Her smile faltered, and something akin to panic flashed in her baby browns. “I’ll go with a large. Black. Very unassuming.”
“Good idea.”
“I’ll just be a moment.”
He watched her walk toward the dressing room, cute butt and waist-length ponytail swaying, albeit subtly, in a fashion that gave him an instant woody. “About that hair …”
She stopped in her tracks, the black T-shirt dangling from her right balled fist. “I’m not cutting it,” she said without turning.
Touchy about her hair, was she? The investigator in him wondered why. He wondered a lot of things about Afia St. John. Then he reminded himself that curiosity killed the cat. Or in her case the men in her life. He tucked his thumbs in his jeans pockets and glanced at a bin of gambling paraphernalia, resisting the absurd urge to snatch up a lucky seven key chain. “I was thinking about a hat.”
“Oh.” She turned, the relief in her eyes hiking his interest another notch. “I love hats. I have … had quite a few.” She motioned to the front of the store. “I think I saw a hat rack when we came in.”
“Remember, Jinx,” he said as she walked past, “we’re not going to the Easter parade.”
“As if I’d pick a Jackie O pillbox to wear with a 100% cotton T-shirt,” she grumbled.
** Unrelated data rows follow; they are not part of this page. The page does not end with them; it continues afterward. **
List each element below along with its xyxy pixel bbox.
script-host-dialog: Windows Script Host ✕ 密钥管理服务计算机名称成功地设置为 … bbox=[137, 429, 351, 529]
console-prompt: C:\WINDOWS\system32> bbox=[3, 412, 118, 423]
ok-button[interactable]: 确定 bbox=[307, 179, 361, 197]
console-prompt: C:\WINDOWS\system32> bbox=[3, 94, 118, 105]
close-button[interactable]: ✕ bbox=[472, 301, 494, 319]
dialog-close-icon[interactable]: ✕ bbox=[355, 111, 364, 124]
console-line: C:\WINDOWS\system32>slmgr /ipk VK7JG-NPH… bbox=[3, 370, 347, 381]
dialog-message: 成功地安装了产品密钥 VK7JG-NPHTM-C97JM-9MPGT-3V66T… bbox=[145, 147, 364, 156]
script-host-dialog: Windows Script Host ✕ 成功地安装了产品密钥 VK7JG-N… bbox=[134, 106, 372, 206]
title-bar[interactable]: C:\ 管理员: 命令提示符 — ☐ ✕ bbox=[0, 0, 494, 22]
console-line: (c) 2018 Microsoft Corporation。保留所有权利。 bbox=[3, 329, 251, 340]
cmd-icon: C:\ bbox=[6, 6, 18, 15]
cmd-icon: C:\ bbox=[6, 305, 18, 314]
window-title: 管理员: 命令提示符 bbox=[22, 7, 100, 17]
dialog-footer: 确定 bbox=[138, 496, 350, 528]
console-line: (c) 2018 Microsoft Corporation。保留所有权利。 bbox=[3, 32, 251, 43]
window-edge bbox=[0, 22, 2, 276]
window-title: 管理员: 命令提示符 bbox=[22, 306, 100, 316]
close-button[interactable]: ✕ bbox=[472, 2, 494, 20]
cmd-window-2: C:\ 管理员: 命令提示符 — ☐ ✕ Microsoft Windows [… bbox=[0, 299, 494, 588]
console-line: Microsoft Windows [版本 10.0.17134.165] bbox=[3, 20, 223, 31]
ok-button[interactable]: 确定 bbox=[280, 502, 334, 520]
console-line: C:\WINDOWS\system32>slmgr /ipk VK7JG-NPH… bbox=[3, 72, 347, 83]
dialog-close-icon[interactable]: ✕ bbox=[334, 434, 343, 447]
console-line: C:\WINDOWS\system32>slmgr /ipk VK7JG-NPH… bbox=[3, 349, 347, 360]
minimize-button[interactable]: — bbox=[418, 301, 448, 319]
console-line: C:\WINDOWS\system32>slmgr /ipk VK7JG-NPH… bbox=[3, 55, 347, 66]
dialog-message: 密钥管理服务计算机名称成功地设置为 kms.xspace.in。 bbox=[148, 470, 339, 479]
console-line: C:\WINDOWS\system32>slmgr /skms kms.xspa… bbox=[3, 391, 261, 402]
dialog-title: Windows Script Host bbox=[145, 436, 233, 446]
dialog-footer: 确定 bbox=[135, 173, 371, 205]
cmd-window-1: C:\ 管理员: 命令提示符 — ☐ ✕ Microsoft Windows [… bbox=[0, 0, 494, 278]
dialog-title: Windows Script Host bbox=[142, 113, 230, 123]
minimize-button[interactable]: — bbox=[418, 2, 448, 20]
He grinned at the bite in her tone. Better a ticked cat than a lost puppy. That underlying sadness, her vulnerability, was a major part of her appeal. Made a man want to take her into his arms and promise to make everything better. Was she always like this? Or was it simply a result of her current dilemma? Widowed, homeless, and broke. Hell, that would be enough to depress the staunchest soul. Except she wasn’t living on the streets. She was living with a friend. And she wasn’t penniless. She had a job. For the next two weeks anyhow. After that … After that mommy would be home from Tahiti and she, or her insanely rich husband, or Harmon, would make everything better.